Sun, F, Chao, L, Zhang, J, Pan, X
Growth hormone & IGF research : official journal of the Growth Hormone Research Society and the International IGF Research Society. 2023;:101535
Abstract
OBJECTIVE This study was aimed to systematically determine the effect of exercise combined with lysine-inositol vitamin B12 (VB12) therapy on the height of children with idiopathic short stature (ISS). METHODS Sixty children with ISS were randomly divided into observation and control groups (N = 30). Each group was given lysine-inositol VB12 oral solution (10 mL bid).
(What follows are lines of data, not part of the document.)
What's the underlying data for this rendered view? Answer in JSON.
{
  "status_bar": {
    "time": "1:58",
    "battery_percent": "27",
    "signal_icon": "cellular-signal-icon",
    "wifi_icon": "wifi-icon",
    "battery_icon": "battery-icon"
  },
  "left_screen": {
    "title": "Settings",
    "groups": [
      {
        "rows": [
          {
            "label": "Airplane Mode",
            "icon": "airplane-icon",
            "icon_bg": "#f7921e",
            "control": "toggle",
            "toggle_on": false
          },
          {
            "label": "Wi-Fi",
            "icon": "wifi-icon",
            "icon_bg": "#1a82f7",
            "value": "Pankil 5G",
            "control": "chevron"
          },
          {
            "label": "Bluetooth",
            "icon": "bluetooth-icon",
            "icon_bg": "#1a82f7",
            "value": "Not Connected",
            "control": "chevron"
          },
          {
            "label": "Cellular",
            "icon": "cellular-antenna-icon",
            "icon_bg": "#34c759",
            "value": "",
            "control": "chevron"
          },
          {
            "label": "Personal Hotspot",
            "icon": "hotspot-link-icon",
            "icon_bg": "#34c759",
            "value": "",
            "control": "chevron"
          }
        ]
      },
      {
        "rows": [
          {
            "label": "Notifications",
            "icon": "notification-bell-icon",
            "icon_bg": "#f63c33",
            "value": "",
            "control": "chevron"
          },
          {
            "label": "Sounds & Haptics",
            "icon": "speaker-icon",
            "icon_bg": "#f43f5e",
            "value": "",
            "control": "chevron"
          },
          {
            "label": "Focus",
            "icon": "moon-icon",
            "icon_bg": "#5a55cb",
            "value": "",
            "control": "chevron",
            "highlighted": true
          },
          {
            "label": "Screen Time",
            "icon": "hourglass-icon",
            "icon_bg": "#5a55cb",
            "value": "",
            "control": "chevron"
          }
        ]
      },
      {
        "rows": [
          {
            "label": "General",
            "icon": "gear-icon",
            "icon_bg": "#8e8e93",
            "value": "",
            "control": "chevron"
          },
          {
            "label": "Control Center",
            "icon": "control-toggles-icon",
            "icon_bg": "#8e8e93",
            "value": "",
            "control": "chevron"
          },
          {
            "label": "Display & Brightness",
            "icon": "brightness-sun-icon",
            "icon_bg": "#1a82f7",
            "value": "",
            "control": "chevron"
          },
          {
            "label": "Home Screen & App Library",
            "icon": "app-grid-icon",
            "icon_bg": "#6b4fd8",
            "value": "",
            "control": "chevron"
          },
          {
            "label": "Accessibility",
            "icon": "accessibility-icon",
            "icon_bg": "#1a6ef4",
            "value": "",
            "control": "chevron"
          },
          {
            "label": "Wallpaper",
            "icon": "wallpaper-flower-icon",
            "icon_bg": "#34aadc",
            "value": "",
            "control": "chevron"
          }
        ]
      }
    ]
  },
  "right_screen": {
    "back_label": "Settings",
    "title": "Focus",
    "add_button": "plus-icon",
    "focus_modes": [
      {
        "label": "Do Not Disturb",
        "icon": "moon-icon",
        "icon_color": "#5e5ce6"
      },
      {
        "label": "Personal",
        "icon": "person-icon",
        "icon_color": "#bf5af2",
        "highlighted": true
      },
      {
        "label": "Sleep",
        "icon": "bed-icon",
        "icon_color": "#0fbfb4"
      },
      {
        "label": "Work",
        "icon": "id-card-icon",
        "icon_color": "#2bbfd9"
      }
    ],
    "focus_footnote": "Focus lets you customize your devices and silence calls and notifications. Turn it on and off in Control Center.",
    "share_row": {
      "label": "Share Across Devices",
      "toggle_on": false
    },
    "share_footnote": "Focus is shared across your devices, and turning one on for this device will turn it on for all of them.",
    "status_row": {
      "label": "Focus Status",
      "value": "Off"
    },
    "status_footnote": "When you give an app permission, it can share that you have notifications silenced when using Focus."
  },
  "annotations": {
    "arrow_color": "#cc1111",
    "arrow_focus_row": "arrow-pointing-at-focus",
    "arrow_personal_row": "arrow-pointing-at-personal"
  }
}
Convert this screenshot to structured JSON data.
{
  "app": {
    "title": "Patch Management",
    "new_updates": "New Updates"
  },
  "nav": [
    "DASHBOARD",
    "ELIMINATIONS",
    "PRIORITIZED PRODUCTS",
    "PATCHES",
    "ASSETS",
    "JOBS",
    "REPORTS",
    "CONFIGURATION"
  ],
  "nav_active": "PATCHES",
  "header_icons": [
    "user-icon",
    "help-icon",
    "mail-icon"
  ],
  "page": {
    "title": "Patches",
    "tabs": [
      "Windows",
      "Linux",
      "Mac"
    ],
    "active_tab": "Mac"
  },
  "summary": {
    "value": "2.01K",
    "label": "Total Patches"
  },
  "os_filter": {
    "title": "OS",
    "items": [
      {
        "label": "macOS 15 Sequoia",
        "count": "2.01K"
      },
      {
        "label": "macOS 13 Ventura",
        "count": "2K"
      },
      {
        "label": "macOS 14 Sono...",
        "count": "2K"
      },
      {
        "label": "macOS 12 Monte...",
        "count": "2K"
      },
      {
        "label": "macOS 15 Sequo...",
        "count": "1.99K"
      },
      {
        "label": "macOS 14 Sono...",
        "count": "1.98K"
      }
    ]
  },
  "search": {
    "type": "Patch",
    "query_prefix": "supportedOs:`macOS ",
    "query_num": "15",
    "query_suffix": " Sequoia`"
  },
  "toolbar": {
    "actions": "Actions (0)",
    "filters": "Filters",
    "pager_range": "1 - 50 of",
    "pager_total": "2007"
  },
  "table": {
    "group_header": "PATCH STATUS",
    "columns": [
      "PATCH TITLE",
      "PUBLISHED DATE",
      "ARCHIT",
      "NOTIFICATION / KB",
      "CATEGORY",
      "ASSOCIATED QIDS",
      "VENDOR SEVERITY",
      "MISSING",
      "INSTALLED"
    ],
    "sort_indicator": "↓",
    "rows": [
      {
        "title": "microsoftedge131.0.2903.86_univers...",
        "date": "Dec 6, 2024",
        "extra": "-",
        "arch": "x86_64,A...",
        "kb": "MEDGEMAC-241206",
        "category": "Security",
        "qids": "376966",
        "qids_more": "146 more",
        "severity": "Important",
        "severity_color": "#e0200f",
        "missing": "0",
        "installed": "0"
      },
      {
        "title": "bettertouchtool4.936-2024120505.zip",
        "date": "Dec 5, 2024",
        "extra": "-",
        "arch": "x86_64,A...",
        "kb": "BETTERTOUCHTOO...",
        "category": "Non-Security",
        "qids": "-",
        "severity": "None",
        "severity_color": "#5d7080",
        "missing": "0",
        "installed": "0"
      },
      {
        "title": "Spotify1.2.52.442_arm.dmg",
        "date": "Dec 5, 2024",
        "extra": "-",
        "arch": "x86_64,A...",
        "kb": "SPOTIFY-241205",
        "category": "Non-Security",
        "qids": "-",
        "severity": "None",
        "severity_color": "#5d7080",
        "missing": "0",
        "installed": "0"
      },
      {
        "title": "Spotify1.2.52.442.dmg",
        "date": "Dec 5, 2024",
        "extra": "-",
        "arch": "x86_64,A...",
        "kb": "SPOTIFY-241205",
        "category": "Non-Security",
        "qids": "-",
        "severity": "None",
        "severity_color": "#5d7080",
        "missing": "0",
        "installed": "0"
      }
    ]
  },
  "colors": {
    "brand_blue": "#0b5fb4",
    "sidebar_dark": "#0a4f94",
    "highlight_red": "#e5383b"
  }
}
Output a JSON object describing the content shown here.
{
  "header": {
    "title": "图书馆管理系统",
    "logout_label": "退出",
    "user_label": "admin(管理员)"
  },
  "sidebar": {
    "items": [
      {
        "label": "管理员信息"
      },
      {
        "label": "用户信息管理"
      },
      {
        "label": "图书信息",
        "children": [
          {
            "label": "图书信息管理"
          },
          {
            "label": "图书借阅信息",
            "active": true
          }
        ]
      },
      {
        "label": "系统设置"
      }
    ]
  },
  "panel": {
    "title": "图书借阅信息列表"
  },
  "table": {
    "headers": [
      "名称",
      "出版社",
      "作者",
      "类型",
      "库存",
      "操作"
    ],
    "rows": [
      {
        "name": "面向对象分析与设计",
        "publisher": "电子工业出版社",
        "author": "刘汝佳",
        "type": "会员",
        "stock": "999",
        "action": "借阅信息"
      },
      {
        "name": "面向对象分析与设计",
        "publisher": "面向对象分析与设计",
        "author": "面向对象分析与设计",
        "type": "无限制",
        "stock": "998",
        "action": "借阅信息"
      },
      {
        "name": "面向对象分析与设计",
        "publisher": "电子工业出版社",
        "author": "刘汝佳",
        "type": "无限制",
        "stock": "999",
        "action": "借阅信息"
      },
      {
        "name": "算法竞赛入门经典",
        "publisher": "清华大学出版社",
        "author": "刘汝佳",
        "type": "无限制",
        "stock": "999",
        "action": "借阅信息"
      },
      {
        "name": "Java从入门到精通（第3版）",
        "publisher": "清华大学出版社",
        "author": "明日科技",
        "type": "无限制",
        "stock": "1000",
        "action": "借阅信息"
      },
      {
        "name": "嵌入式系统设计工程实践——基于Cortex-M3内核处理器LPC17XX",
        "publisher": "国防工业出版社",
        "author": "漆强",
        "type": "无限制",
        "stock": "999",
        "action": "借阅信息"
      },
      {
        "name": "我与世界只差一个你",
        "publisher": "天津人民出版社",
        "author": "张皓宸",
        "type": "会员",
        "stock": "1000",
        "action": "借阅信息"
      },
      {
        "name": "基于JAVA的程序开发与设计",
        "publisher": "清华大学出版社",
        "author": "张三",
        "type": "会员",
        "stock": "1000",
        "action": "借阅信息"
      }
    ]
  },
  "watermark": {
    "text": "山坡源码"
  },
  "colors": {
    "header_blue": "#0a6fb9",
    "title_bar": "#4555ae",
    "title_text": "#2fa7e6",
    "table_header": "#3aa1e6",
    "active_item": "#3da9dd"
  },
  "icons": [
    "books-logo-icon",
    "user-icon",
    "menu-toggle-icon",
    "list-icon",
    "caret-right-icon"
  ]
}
Simultaneously, the observation group exercised following the "ISS exercise instruction sheet". The height (H), growth velocity (GV), height standard deviation score (HtSDS) and other indicators were compared after 6 and 12 months of intervention, respectively. After 12 months of intervention, the biochemical indicators of the two groups, together with the correlation between the average days of exercise per week and average minutes of exercise per day, GV and serum growth hormone were analyzed. RESULTS After 6 and 12 months of treatment, the GV, serum GHRH, GHBP, GH, IGF-1, and IGFBP-3 levels in the observation group were significantly higher than those in the control group, and HtSDS was significantly lower than that in the control group (P<0.01). After 12 months of treatment, the height of the observation group was significantly higher than that of the control group (P<0.05). There was no significant difference in the biochemical indicators between two groups (P>0.05). Average days of exercise per week and average minutes of exercise per day were positively correlated with GV and GHBP levels. Serum GHRH, GH, IGF-1, and IGFBP-3 levels were negatively correlated. Average minutes of exercise per day were negatively correlated with GV and GHBP levels. Serum GHRH, GH, IGF-1, and IGFBP-3 levels were positively correlated. CONCLUSION Regular and moderate stretching exercises combined with lysine-inositol VB12 can effectively promote height growth of children with ISS, which is clinically safe. The mechanism promotes serum GHRH, GHBP, GH, IGF-1, and IGFBP-3 levels.